Thursday, January 27, 2011

Scorm Becoming Important to Higher ED

In a recent article for The Chronicle of Higher Education, SCORM’s limited value to eLearning and training has become more high profile.
The Chronicle reports:

Some higher-education leaders say a little-noticed technical note in a new $2-billion federal grant program could make it difficult for colleges to use the money to build free online course materials.

The issue centers around a single line of the 53-page grant guidelines for the program, known officially as the Trade Adjustment Assistance Community College and Career Training Grants Program: “All online and technology-enabled courses developed under this [program] must be compliant with the latest version of Scorm (Sharable Content Object Reference Model).”

As many of us in instructional design and eLearning know, SCORM has little to do with actual learning. Instead, SCORM represents a technical specification to help ensure that eLearning content survives different systems and upgrades. In order to take advantage of SCORM, learning has to be structured and meta-tagged appropriately so that it is retrieveable, or shareable.

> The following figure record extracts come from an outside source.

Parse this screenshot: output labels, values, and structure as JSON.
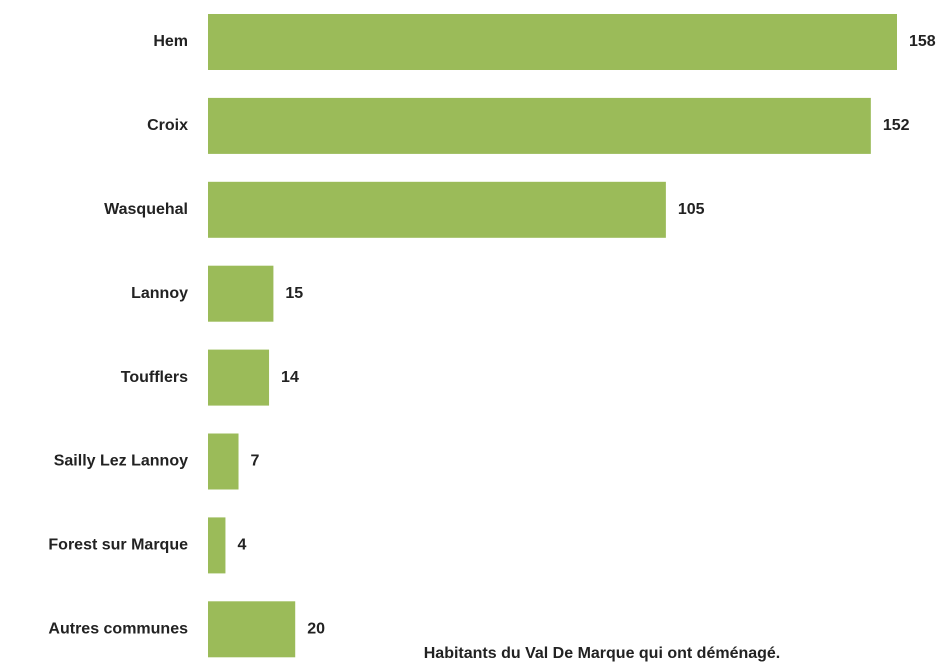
{
  "chart_data": {
    "type": "hbar",
    "title": "Habitants du Val De Marque qui ont déménagé.",
    "categories": [
      "Hem",
      "Croix",
      "Wasquehal",
      "Lannoy",
      "Toufflers",
      "Sailly Lez Lannoy",
      "Forest sur Marque",
      "Autres communes"
    ],
    "values": [
      158,
      152,
      105,
      15,
      14,
      7,
      4,
      20
    ],
    "color": "#9bbb59"
  }
}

The shareable factor is what I believe the government is after here. However, while much of eLearning emphasizes self-paced asynchronous training. Higher education rarely falls into this category. At the minimum, this highlights the basic difference between training and education. I believe the notion that one institution could build a SCORM-certified course and have it distributed and taught by another institution may in fact be flawed. Others may disagree with me. In either case, I would question whether the assessments are in fact aligned with the objectives and instructional methods for the content when the courses are shared. By way of the IMS GLC Public Forum, Rabel offers an extensive and deep analysis of the flaws of this thinking and follow-ups here..

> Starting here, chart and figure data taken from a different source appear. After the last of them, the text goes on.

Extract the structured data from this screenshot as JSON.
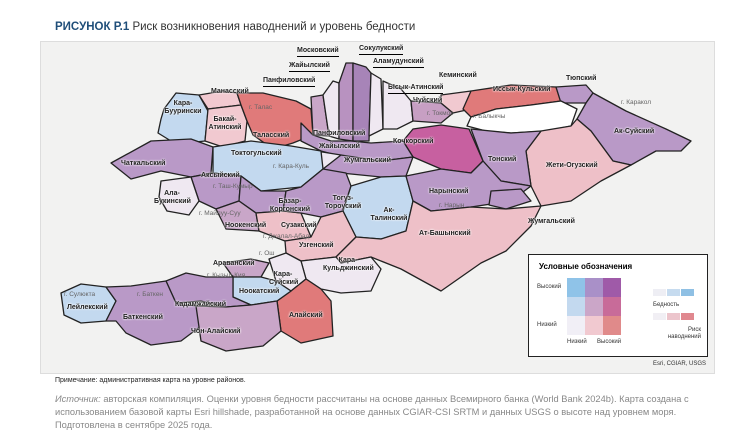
{
  "figure": {
    "label": "РИСУНОК Р.1",
    "title": "Риск возникновения наводнений и уровень бедности"
  },
  "districts": [
    "Манасский",
    "Кара-Буурински",
    "Бакай-Атинский",
    "Таласский",
    "Московский",
    "Жайылский",
    "Панфиловский",
    "Сокулукский",
    "Аламудунский",
    "Ысык-Атинский",
    "Чуйский",
    "Кеминский",
    "Иссык-Кульский",
    "Тюпский",
    "Ак-Суйский",
    "Жети-Огузский",
    "Тонский",
    "Кочкорский",
    "Панфиловский",
    "Жайылский",
    "Жумгальский",
    "Чаткальский",
    "Токтогульский",
    "Аксыйский",
    "Ала-Букинский",
    "Базар-Коргонский",
    "Ноокенский",
    "Сузакский",
    "Тогуз-Тороуский",
    "Ак-Талинский",
    "Нарынский",
    "Жумгальский",
    "Узгенский",
    "Ат-Башынский",
    "Кара-Кульджинский",
    "Араванский",
    "Кара-Суйский",
    "Ноокатский",
    "Кадамжайский",
    "Лейлекский",
    "Баткенский",
    "Чон-Алайский",
    "Алайский"
  ],
  "cities": [
    "г. Талас",
    "г. Токмок",
    "г. Балыкчы",
    "г. Каракол",
    "г. Кара-Куль",
    "г. Таш-Кумыр",
    "г. Майлуу-Суу",
    "г. Джалал-Абад",
    "г. Нарын",
    "г. Ош",
    "г. Кызыл-Кия",
    "г. Сулюкта",
    "г. Баткен"
  ],
  "legend": {
    "title": "Условные обозначения",
    "high": "Высокий",
    "low": "Низкий",
    "x_low": "Низкий",
    "x_high": "Высокий",
    "poverty": "Бедность",
    "flood_risk": "Риск наводнений",
    "grid_colors": [
      [
        "#8fc3e8",
        "#a990c8",
        "#9f5aa8"
      ],
      [
        "#c3d9ef",
        "#cba6c8",
        "#c86b99"
      ],
      [
        "#f1eff6",
        "#f1c9d0",
        "#e08a8a"
      ]
    ],
    "poverty_colors": [
      "#eeeef4",
      "#c6dbef",
      "#8fc0e4"
    ],
    "flood_colors": [
      "#f1eff4",
      "#ecc5cc",
      "#e0888f"
    ]
  },
  "credit": "Esri, CGIAR, USGS",
  "note": "Примечание: административная карта на уровне районов.",
  "source": {
    "label": "Источник:",
    "text": " авторская компиляция. Оценки уровня бедности рассчитаны на основе данных Всемирного банка (World Bank 2024b). Карта создана с использованием базовой карты Esri hillshade, разработанной на основе данных CGIAR-CSI SRTM и данных USGS о высоте над уровнем моря. Подготовлена в сентябре 2025 года."
  }
}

Some may argue that what is being asked here is to generate generic learning content, that is content that lots of people need. Labeling content as ‘generic’ is also flawed. All learning content has a built-in theoretical perspective for how teaching and learning should occur. What SCORM most certainly fails to include is any identification of pedagogy or instructional methods. So, to believe that one faculty member’s philosophy of teaching that would be inherent to a SCORM-certified course is congruent with another faculty member’s philosophy of teaching fails to recognize the unique teaching skills of the individuals. I certainly do not assert that I could organize, teach, and assess the same course content the same way as another faculty would, which is what SCORM-compliant content would require.

What do you think? Can higher ed content be SCORMed?